What is the speed of Halley's comet? .
This razzle dazzle comet visits our skies for a few weeks at intervals of about 76 years. As it loops around the sun it travels at about 300 miles a second, or roughly one million miles an hour. At this speed, the famous comet could travel to the nearest star and back in time for its next visit to our sun. But we know that it does not travel even to the limits of the Solar System.
The orbit of a planet or comet is rarely if ever a perfect circle, Its perihelion is the point where it comes closest to the sun, its aphelion is the point which takes it farthest from the sun. find there is a law which says that an orbiting body must travel faster around its perihelion. Our orbital speed around the sun is a little faster in January, for that is when the earth is about three million miles closer to the sun than it is in July.

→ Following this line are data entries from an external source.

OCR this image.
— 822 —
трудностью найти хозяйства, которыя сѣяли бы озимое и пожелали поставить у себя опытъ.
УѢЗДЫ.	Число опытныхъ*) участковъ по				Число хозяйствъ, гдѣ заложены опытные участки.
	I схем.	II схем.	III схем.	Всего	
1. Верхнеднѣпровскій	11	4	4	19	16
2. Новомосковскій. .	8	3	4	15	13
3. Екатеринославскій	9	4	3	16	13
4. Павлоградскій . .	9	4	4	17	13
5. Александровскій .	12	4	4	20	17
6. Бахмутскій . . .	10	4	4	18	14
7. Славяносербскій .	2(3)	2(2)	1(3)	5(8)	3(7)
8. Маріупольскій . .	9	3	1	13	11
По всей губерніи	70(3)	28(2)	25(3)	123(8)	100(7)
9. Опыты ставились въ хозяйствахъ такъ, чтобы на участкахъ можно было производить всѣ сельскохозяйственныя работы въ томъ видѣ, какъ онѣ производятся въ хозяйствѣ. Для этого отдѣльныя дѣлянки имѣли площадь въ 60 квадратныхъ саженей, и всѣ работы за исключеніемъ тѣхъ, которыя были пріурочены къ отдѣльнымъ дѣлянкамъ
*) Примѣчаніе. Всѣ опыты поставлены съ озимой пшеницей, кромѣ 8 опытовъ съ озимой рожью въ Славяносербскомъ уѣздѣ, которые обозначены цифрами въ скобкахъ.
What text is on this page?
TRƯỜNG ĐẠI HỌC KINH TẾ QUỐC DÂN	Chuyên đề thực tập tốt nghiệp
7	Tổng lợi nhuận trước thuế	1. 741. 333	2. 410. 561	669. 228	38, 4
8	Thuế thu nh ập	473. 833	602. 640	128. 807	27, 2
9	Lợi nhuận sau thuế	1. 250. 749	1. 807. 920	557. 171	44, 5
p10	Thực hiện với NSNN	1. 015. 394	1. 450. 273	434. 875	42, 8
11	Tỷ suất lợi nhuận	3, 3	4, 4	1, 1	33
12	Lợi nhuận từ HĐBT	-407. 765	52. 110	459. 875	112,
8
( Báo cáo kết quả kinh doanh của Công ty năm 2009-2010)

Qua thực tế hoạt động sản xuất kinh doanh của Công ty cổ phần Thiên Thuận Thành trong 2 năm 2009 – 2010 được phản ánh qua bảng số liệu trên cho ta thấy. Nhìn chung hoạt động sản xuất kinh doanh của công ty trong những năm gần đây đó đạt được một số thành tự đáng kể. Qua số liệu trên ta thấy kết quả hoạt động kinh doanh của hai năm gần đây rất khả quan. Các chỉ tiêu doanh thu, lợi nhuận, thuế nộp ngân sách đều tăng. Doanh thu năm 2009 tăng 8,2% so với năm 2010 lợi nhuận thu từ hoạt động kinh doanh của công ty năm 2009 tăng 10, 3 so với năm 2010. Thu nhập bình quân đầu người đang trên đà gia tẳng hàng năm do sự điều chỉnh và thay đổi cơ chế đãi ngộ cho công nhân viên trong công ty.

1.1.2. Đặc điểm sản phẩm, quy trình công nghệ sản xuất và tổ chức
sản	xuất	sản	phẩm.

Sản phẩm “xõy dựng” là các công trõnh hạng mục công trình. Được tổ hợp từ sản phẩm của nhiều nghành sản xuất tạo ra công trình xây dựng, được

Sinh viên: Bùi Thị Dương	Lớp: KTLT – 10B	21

The earth’s orbit is also circular, but the orbit of Halley's comet is a long, narrow oval. One end loops close around the sun and the other end makes a U turn out beyond the orbit of Neptune. This great variation in the comets perihelion and aphelion causes a great variation in its orbital speed.
In about 76 years, the comet travels an orbit about 6,000 million miles long. We can get an idea of the variation of its orbital speed by dividing this distance roughly into six parts. One of these sections is completed in a few weeks, two similar sections each take five years and two more sections each take about 15 years. The slowest section, which takes the comet around its aphelion, takes 38 years about half the comets year.
Right now, Halley's comet is making its pokey U turn beyond the orbit of Neptune.
It reached its aphelion in 1948 and is now creeping back towards the sun. In about 15 years it will cross the orbit of Uranus, gradually putting on speed. In five years it will cross the orbit of Saturn and be almost as close as Jupiter.
Now the comet is swinging into the perihelion section of its orbit and its speed increases at a great rate. In a few weeks, it will have crossed the orbits of Mars, the earth, Venus and Mercury, looped around the sun and started the return ,journey to its aphelion. The next 1,000 million miles will take five years, the next will take 15 years and the aphelion U turn will take 38 years.
We see the great comet soon after it crosses inside the orbit of Mars. Then its head blossoms with hazy light brighter than the brightest star and its long golden tail streams 100 million miles over the sky. For a few weeks we watch it approach and loop close around the sun. Its razzle dazzle glory lasts only a few weeks, and for most of its long journey the comet is a dead, dark bundle of stones and perhaps frozen gases.